I fell asleep at her side, and the next thing I knew I was sprawled on the sofa alone, the television turned off, voices filling another part of the house. I stood up, my face hot, my limbs cramped and heavy. You were all in the dining room, eating. Pans of food lined the table, and in addition to the water pitcher there was a bottle of Johnnie Walker that only your parents were drinking, planted between their plates. There was your mother, her slippery dark hair cut to her shoulders, wearing slacks and a tunic, a silk scarf knotted at her neck, looking only vaguely like the woman I'd seen in the pictures. With her bright lipstick and frosted eyelids, she looked less exhausted than my mother did. She had remained thin, her collarbones glamorously protruding, unburdened by the weight of middle age that now padded my mother's features. Your father looked more or less the same, still handsome, still wearing a jacket and tie, a different style of glasses his concession to the new decade. You were pale like your father, long bangs combed over to one side of your face, your eyes distracted yet missing nothing. I had not expected you to be handsome. I had not expected to find you appealing in the least.

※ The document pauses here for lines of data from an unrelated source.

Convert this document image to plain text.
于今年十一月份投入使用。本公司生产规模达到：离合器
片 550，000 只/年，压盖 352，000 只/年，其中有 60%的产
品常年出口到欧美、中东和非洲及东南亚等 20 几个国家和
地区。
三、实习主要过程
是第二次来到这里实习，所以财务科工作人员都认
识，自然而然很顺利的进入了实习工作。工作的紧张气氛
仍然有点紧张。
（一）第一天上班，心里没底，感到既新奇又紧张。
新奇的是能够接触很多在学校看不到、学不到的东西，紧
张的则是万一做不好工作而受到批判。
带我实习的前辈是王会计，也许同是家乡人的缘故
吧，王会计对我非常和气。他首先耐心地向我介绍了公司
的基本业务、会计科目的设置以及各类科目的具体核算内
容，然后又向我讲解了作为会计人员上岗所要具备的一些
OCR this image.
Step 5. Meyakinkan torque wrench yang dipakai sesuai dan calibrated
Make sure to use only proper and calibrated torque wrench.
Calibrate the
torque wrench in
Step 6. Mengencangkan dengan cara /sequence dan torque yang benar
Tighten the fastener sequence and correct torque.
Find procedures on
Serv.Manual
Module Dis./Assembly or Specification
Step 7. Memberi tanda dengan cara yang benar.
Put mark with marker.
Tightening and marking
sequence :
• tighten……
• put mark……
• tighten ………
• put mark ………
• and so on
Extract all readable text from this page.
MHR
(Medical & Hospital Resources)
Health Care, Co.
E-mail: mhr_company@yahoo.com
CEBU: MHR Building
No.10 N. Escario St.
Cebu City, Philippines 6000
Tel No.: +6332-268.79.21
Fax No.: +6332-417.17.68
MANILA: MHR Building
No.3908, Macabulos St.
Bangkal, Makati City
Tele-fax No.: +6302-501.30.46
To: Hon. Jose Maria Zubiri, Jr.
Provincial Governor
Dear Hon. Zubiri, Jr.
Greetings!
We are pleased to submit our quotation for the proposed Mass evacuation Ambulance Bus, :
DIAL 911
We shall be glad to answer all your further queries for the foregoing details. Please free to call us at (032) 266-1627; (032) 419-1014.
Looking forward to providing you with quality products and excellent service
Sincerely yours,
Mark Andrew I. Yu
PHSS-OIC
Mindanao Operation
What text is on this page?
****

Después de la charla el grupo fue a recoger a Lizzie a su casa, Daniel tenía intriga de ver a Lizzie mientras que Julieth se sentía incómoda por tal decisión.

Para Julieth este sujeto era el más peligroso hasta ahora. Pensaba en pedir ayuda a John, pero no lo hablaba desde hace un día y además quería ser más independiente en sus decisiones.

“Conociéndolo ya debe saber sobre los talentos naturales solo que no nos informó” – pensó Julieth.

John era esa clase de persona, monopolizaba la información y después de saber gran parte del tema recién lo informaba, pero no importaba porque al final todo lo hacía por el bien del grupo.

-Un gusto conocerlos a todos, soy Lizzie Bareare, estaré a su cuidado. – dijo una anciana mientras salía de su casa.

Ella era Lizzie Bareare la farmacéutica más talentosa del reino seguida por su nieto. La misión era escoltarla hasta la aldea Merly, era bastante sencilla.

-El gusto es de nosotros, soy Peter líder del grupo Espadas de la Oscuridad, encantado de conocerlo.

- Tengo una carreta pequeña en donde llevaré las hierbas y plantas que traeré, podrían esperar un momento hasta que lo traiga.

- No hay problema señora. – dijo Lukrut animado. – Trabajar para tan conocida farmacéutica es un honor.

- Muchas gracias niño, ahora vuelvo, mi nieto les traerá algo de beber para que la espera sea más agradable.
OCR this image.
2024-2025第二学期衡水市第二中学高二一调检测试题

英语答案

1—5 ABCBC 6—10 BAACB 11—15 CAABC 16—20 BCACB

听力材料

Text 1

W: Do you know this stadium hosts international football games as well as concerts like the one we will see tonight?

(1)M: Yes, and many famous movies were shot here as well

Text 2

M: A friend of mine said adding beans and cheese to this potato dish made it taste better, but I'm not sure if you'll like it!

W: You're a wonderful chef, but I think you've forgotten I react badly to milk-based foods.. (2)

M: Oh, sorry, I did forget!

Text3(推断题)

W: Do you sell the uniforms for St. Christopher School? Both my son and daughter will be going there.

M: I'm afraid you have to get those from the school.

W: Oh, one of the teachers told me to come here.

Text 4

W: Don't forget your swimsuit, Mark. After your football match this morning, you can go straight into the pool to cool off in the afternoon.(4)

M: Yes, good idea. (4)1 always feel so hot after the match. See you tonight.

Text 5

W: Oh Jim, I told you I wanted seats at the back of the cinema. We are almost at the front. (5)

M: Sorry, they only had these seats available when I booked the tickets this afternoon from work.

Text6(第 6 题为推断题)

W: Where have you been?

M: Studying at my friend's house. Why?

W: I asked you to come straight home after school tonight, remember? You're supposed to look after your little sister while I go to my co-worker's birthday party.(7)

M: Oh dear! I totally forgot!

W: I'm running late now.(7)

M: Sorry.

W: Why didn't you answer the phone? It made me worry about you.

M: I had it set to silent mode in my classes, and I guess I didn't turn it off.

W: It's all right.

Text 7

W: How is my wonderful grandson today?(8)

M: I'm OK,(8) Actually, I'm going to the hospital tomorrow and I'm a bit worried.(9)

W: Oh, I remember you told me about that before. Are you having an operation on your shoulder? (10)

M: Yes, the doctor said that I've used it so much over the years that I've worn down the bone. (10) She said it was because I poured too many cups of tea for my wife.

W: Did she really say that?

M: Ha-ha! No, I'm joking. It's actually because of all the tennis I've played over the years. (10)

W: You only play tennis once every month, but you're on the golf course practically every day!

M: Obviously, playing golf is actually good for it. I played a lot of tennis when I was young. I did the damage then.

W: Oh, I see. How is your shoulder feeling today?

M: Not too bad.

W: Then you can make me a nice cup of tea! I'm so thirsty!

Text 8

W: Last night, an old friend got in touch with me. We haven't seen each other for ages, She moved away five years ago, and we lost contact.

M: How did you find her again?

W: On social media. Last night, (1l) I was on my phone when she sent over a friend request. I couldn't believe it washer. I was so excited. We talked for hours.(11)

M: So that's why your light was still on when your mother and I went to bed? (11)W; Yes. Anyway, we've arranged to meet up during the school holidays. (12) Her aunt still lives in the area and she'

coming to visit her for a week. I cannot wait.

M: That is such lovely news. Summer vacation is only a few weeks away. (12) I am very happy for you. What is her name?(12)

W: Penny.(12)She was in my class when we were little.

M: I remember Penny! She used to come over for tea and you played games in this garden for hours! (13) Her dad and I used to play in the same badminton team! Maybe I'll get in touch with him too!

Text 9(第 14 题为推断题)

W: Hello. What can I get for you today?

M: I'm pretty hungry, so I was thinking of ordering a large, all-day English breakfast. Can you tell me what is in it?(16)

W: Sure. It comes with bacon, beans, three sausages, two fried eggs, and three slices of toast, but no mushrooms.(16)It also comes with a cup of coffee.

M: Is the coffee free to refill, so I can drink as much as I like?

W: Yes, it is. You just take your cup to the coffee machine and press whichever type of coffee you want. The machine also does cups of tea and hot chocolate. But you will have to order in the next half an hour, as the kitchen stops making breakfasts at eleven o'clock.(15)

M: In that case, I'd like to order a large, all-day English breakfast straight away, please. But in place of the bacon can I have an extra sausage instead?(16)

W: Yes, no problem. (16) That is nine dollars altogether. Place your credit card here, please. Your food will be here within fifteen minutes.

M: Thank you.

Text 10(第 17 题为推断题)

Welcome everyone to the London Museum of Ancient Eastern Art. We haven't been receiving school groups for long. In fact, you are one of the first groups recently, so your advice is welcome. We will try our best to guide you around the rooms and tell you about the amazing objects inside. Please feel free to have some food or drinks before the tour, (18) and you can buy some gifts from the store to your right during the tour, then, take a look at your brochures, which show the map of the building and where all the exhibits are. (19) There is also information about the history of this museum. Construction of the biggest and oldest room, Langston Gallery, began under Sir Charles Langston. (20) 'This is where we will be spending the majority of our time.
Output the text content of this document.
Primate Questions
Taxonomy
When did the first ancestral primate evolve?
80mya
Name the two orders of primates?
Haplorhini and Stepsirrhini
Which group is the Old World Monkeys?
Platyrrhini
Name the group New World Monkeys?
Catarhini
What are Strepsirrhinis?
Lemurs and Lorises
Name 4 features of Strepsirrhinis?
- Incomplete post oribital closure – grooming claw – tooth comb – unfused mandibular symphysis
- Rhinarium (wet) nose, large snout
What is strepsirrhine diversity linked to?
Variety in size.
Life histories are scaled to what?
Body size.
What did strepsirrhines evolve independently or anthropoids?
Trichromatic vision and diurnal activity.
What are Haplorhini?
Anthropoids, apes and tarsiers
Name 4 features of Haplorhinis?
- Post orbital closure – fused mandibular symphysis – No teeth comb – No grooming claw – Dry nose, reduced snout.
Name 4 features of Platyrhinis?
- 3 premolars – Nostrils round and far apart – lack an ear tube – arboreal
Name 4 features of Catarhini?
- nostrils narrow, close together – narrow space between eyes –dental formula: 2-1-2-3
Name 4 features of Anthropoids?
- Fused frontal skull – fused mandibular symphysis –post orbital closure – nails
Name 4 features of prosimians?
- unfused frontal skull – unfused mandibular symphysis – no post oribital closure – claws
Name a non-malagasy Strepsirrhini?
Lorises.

"My goodness, Hema, already a lady. You don't remember us, do you?" your mother said. She spoke to me in English, in a pleasant, unhurried way, with a voice that sounded amused. "Come, poor thing, we've kept you waiting. Your mother told us you went hungry because of us."

I sat down, embarrassed that you had seen me asleep on the sofa. Though you had all just flown halfway across the world, it was I who felt weary, despite my nap. My mother served me a plate of food, but her attention was on you and the fact that you were refusing seconds.

"We had dinner before we landed," you replied, a faint accent present in your English, but not the strong accent our parents shared. Your voice had deepened, no longer a child's.